Today Reuters profiles karate expert Duncan Bomba, who is teaching women and girls in Kenya to defend themselves from rape by any means necessary. Despite the country's high rape rates -- by some accounts, a woman is raped there every half-hour -- it's the only program in the region that teaches violence as a defense to rape, and it's a controversial approach at that.
In 1998, Bomba founded Dolphin, the group that organizes these lessons at churches and schools, and he has since taught nearly 350,000 students self-defense. His message is to be vicious and do whatever it takes to stop your attacker; that includes kicking, screaming, spitting and poking his eyes out. "Look at this man as a killer," he tells his students. "Look at him as AIDS. Look at him as unwanted pregnancies."
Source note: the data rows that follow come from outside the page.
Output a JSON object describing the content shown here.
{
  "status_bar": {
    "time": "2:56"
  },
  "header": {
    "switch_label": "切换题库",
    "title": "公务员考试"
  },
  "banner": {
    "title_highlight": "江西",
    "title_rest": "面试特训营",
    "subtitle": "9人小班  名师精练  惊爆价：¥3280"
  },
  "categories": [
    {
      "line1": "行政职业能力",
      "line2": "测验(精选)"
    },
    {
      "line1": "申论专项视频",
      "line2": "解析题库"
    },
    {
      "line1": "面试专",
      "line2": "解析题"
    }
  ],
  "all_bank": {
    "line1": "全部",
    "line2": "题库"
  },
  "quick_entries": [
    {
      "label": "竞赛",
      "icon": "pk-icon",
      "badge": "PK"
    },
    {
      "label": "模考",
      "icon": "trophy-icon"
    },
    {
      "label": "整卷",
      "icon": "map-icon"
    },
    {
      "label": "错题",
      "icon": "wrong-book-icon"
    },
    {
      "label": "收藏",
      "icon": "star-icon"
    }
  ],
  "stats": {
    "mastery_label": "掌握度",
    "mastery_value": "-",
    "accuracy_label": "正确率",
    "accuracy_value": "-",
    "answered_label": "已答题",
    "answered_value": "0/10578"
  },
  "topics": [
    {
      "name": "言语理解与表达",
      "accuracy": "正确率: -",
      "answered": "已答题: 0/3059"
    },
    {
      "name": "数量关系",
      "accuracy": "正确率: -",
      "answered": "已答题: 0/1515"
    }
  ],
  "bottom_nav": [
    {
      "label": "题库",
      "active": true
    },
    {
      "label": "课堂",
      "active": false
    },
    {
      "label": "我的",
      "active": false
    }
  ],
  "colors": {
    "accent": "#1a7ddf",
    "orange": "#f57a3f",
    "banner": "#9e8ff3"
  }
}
Still, the approach has stirred up disagreement. Sam Thenya, head of the Nairobi Women's Hospital, said, "I don't see how a 20-year-old girl, even with (such) skills, would be able to disarm five gangsters." He also suggested that violently fighting back "can provoke an even more severe reaction and someone might be murdered." And beyond that, rape by relatives is a serious problem in Kenya and Thenya, suggesting that preventive measures need to start at home. "Everyone must look for ways to protect children and look for potential perpetrators in the home," he said.
Bomba says his group has been successful in preventing rapes, and the Reuters piece highlights the story of two past students: A 41-year-old woman was able to fight off two armed attackers, and an 8-year-old deterred an attacker by "jabbing her fingers into his eye sockets." Still, the statistics are much less encouraging. According to Reuters, a 2003 report found that "rape and other sexual attacks had increased four-fold since 1999." Kenya recently toughened its punishments for rapists -- some will now face life imprisonment -- but Bombo says "the damage is done."